Un collectif fort et soudé sera toujours meilleur que des super-stars
Le football n’est pas le sport des meilleurs mais le sport des moins mauvais. En empilant une liste de superstars, le PSG a considéré que leurs niveaux allaient s’additionner entre eux, que les stars allaient couvrir les erreurs des outsiders et les aider à s’améliorer. Il n’en a rien été. L’assemblage de stars ne garantit pas un succès sûr, ce qui compte c’est l’harmonie. Selon l’Italien Arrigo Sacchi, entraîneur de l’AC Milan dans les années 1980 et 1990 puis directeur sportif du Real Madrid en 2005 (à la fin de la période dite des « Galactiques », dont il a tiré les leçons), le raisonnement individualiste n’a pas sa place dans le football. « On ne cherche qu’à exploiter les qualités individuelles, les joueurs ne pensent pas au collectif. Par exemple, nous nous sommes rendu compte que Zidane, Figo et Raul (au Real Madrid, dans les années 2000) ne redescendaient jamais. Il a donc fallu mettre un milieu récupérateur derrière la ligne offensive afin de défendre. Mais c’est contraire à l’idée même du football. On n’additionne pas les talents pour espérer gagner, la courbe d’efficacité n’est pas exponentielle. Il faut faire confiance au jeu, à la tactique, au travail collectif : c’est le seul moyen d’obtenir l’effet multiplicateur tant recherché ».

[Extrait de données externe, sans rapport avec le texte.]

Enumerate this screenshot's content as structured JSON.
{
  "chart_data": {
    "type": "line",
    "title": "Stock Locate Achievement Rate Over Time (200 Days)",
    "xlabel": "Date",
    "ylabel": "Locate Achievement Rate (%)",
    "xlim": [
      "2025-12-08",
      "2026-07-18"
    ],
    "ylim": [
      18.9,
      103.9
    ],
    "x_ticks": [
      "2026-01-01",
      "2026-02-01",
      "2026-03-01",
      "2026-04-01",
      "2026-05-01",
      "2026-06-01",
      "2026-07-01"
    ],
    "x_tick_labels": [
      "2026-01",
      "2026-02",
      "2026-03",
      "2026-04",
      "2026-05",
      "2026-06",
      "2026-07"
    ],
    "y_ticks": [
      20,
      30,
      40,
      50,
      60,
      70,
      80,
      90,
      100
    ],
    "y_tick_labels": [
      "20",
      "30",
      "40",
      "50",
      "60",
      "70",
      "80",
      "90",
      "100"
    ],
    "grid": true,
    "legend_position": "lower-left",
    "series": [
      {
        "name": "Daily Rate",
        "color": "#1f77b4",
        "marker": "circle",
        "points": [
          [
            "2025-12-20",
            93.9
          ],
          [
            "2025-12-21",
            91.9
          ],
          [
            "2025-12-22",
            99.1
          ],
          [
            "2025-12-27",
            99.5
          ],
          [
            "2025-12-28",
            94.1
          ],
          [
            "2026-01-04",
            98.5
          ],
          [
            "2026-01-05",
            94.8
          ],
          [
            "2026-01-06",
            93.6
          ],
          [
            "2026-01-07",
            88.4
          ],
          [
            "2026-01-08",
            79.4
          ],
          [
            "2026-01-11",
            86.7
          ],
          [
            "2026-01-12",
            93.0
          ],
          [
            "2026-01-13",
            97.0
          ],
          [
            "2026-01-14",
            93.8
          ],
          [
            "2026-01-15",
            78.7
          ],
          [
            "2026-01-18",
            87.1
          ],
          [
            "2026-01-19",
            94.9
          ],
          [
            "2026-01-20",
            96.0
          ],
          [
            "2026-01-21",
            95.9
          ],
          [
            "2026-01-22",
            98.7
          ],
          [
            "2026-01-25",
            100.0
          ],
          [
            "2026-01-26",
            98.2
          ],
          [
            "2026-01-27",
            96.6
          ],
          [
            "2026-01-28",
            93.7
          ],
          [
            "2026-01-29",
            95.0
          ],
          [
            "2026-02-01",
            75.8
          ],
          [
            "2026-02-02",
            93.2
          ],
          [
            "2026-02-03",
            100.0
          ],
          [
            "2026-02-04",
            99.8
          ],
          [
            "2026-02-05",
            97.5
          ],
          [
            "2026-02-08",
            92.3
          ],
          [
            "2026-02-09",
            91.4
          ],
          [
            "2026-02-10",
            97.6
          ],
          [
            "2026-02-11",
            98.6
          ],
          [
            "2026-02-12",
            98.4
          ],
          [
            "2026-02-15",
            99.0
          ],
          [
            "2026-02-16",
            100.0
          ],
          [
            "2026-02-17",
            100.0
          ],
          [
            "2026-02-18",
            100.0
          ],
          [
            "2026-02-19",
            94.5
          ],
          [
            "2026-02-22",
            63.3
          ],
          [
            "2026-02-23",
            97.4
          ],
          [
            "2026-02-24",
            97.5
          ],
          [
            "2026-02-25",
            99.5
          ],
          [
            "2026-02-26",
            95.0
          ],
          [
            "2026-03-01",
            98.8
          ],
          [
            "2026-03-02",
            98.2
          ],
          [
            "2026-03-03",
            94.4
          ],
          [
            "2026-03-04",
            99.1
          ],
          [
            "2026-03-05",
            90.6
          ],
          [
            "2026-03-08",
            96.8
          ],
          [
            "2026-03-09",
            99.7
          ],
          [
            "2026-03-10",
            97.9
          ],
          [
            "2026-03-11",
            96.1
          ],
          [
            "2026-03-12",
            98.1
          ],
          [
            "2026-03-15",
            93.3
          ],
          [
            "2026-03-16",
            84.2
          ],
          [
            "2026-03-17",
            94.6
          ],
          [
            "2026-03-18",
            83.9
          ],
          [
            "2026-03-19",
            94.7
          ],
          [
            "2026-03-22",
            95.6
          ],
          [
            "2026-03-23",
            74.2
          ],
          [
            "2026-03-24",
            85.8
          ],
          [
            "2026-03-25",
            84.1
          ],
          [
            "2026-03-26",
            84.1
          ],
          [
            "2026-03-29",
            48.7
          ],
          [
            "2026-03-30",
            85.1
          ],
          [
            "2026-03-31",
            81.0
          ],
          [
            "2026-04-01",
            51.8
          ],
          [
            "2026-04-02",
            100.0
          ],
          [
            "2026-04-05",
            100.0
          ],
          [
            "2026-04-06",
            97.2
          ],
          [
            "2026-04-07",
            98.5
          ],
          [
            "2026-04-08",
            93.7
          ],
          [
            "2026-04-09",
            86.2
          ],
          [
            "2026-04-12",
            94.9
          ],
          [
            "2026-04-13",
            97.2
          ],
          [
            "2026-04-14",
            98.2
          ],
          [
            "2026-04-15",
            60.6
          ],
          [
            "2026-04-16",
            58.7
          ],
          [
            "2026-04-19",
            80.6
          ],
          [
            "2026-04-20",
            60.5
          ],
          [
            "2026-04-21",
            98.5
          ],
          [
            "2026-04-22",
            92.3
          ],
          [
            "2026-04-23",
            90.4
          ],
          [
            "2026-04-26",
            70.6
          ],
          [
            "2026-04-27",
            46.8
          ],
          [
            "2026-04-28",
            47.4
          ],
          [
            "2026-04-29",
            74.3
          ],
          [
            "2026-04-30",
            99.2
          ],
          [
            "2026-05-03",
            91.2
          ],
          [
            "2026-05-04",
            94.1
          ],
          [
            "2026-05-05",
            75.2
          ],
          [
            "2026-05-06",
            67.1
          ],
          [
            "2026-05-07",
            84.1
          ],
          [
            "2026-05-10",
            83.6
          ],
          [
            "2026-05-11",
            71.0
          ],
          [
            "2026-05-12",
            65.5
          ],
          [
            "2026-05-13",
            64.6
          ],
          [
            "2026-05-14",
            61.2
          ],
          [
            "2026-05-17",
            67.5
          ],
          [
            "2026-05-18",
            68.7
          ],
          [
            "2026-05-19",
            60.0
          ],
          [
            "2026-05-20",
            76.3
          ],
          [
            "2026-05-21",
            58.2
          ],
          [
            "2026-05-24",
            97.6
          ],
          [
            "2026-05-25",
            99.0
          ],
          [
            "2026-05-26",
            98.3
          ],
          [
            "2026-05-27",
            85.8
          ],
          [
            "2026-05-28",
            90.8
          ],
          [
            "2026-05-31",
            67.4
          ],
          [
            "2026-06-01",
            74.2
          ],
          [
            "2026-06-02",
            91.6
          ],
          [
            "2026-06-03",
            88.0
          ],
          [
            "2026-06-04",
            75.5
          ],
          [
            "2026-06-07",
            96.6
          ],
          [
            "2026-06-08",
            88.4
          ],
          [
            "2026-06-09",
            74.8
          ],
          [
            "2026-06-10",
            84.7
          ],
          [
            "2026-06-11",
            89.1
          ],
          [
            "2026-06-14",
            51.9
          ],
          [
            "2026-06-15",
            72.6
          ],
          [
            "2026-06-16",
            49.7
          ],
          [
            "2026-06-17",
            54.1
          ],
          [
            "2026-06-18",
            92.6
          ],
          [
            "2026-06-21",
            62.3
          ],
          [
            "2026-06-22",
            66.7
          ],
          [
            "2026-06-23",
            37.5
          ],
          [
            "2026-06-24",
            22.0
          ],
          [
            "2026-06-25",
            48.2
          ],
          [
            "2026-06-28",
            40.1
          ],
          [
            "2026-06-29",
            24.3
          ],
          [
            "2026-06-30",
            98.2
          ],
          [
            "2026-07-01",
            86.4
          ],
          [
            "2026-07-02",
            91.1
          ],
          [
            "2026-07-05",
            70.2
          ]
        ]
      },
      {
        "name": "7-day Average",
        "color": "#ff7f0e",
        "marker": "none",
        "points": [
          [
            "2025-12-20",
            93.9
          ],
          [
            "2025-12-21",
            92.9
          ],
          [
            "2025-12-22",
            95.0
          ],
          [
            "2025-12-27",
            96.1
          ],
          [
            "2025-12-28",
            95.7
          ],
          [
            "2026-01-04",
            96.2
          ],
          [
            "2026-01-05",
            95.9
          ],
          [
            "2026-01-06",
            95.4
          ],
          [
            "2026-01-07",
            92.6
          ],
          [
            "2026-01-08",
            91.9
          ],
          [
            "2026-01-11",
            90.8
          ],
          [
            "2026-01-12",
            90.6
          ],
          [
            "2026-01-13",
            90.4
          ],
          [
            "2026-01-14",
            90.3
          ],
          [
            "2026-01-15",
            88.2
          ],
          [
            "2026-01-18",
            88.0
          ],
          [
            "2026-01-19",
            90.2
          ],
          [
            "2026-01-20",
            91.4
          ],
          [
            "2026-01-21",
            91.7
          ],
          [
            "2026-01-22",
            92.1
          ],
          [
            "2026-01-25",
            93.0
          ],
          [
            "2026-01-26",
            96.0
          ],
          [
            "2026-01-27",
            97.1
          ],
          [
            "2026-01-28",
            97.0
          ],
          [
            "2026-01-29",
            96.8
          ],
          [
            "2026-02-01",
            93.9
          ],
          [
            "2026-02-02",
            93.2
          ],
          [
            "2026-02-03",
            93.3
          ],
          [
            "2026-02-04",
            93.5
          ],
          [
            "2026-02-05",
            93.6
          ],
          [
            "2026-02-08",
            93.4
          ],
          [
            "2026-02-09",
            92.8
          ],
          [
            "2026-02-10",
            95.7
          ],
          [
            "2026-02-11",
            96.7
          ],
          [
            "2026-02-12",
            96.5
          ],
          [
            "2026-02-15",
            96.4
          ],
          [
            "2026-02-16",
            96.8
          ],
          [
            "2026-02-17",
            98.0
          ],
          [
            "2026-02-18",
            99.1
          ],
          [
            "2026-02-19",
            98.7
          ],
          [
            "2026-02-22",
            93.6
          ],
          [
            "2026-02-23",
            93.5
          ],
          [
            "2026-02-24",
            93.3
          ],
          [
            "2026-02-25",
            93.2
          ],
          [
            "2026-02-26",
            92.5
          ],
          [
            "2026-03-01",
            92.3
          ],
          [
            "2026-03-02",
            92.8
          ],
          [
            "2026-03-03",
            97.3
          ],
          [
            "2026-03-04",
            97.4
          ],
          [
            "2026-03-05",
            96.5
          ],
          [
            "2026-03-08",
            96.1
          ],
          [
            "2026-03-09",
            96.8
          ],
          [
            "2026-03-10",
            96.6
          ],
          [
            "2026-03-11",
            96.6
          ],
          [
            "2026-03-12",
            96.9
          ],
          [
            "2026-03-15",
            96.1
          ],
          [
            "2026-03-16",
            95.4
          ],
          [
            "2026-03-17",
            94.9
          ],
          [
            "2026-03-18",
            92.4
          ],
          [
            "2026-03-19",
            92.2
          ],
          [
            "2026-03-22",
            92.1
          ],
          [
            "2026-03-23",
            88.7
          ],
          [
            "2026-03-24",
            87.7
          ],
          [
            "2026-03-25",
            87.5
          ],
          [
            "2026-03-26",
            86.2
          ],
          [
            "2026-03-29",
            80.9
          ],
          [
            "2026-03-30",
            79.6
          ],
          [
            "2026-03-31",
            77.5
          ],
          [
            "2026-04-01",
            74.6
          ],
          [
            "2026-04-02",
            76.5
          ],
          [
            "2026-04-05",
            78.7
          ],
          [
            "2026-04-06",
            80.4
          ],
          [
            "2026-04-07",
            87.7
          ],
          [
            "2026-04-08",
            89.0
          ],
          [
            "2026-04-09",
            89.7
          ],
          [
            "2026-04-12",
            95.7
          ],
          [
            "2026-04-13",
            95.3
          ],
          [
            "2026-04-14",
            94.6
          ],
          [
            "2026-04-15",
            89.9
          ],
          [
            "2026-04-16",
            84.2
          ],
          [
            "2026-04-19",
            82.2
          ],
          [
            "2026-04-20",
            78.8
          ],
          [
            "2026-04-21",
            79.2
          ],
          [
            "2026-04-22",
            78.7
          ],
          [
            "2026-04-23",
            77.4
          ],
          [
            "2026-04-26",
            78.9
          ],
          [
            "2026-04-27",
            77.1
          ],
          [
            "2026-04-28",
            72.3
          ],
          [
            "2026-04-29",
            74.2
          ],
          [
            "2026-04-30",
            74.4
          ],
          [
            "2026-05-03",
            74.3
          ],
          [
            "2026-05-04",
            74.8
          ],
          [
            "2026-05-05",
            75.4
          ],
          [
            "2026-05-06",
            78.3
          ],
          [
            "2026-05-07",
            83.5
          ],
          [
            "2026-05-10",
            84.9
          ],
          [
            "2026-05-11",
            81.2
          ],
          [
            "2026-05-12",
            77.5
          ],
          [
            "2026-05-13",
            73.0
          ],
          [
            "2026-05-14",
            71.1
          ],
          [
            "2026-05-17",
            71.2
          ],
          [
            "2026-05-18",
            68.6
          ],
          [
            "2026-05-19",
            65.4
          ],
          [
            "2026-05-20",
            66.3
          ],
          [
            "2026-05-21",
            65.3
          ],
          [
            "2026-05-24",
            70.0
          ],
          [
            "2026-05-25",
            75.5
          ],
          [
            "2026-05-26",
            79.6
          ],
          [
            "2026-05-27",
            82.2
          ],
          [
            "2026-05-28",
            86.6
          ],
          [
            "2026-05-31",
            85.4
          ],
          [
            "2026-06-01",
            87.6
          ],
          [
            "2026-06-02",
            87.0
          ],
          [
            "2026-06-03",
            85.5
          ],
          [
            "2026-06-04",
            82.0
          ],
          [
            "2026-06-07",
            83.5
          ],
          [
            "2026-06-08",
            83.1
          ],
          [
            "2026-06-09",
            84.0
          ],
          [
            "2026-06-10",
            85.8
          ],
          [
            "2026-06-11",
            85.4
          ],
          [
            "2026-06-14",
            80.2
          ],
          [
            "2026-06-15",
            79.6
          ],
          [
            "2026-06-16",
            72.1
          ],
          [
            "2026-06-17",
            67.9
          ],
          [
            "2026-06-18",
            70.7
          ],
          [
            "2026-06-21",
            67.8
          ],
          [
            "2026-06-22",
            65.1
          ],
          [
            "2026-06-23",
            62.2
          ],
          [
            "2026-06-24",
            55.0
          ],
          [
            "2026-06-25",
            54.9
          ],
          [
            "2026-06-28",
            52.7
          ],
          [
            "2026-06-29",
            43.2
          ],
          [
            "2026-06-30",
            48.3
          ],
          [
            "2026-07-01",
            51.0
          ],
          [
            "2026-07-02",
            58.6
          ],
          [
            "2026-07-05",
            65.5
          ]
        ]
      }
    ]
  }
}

Dans The Numbers Game, Anderson et Sally racontent d’ailleurs une anecdote au sujet de Sacchi. Lorsqu’il était entraîneur à l’AC Milan, il a réussi à convaincre Ruud Gullit et Marco van Basten, persuadés que les matchs se gagnaient avec les meilleurs joueurs, à jouer un match délibérément déséquilibré. « J’ai parié avec eux qu’une équipe de 5 joueurs organisés pouvait battre 10 excellents joueurs sans collectif. Et j’ai remporté mon pari. Une première équipe était constituée de Giovanni Galli, Tassotti, Maldini, Costacurta et Baresi. En face, 10 joueurs : Gullit, van Basten, Rijkaard, Virdis, Evani, Ancelotti, Colombo, Lantignotti et Mannari. Ils avaient 15 minutes pour inscrire un but contre les 5, la seule règle imposée était que si les 5 réussissaient à récupérer le ballon ou si les 10 perdaient la possession, ces derniers devaient reculer de 10 mètres. Ils n’ont jamais marqué, pas une seule fois ».
La théorie du o-ring suppose que les meilleurs doivent être avec les meilleurs, que le niveau de production sera le plus élevé possible si et seulement si l’équipe est homogène, harmonieuse. Si cela n’est pas respecté, le processus risque de se gripper et de ruiner tout espoir d’optimum collectif.
C’est exactement la même chose avec le PSG, une équipe est née en cours de saison et a révélé une formidable force collective. Les joueurs offensifs, comme Dembélé, Doué ou Kvaratskhelia qui travaillent tout autant sur le front de l’attaque qu’en défense, comme les défenseurs Nuno Mendes ou Hakimi qui remontent en permanence et se créent de nombreuses actions lors des matchs. C’est grâce à l’effort tactique et stratégique que l’équipe a pu remporter la Ligue des Champions, pas en additionnant des talents. Grâce à son intelligence tactique et son effort collectif.